The pressure on girls to take sexy selfies today comes out of a culture that routinely equates modesty with shame, instead of recognizing it for what it really is: an impulse that protects what is precious and intimate. Teenage girls need to know that when boys ask them for naked pictures, they can—and should—say no. It’s not merely that “sexted” pictures can find their way onto social media (even without the aid of hackers, they seem to have a way of slipping their iPhone collars and circulating with astonishing ease). A better reason to say no is that, having set a higher standard, maybe someone will write a love song for you instead.
And if he doesn’t, who cares? Modesty is, at its essence, having an internal sense of self, not needing others’ approval of how you look (naked or otherwise) to know that you have a unique purpose in this world, and certainly not needing all your friends to “like” your Facebook post in order to know that you’re great….
And yet, social media is filled with videos of parents scaring their toddlers or filming their tearful reactions when told that mommy ate all their Halloween candy. I seem to be nearly the only person who doesn’t find these videos funny, nor do I think that the appropriate reaction to a child’s tantrum is to film it and commiserate on Facebook about how hilarious it was. To me, these parents have fallen off a different cliff, albeit an imperceptible one; they’re breaking a private trust in order to feed the public’s appetite.

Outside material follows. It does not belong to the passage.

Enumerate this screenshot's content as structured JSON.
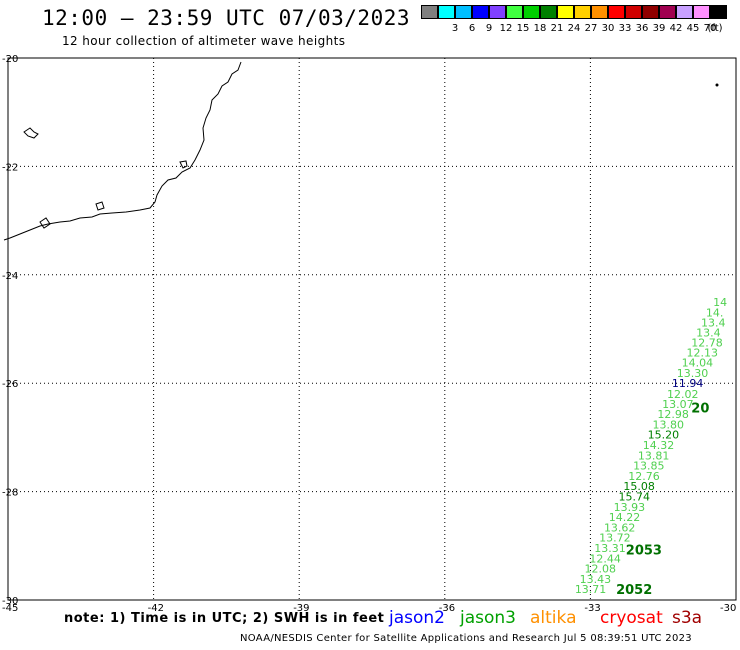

I can’t prove it, but I feel that the collapse of the public/private distinction has dialed down our capacity for empathy. Real empathy requires a private, intimate space, and of course, a time when you’re not on Facebook. Last Saturday, my 3-year-old daughter fell asleep in her Sabbath finery after a spirited trip to the park, and it was one of those perfect moments. I gazed at her sweet slumber on the couch, and I sighed to my husband, “The Shabbos photos you can’t take are always the best ones.” (As Jews who observe the restrictions of the Sabbath, we don’t take photos on this day.) Then I realized, maybe it’s not that Sabbath photos are better in any objective way, but since I couldn’t immediately reach for my phone and capture the picture, I had no alternative than to be in the moment and drink it all in: her little chest rising and falling, her fancy dress artfully decorated with grass stains and crumb cake. What was she dreaming about? I was able to notice things and really throw myself into the moment in a way I never would have, had I rushed for my camera as usual.
From a technical standpoint, the scene was mundane, but private, unmediated moments have a special quality. Let’s try to enjoy more of them.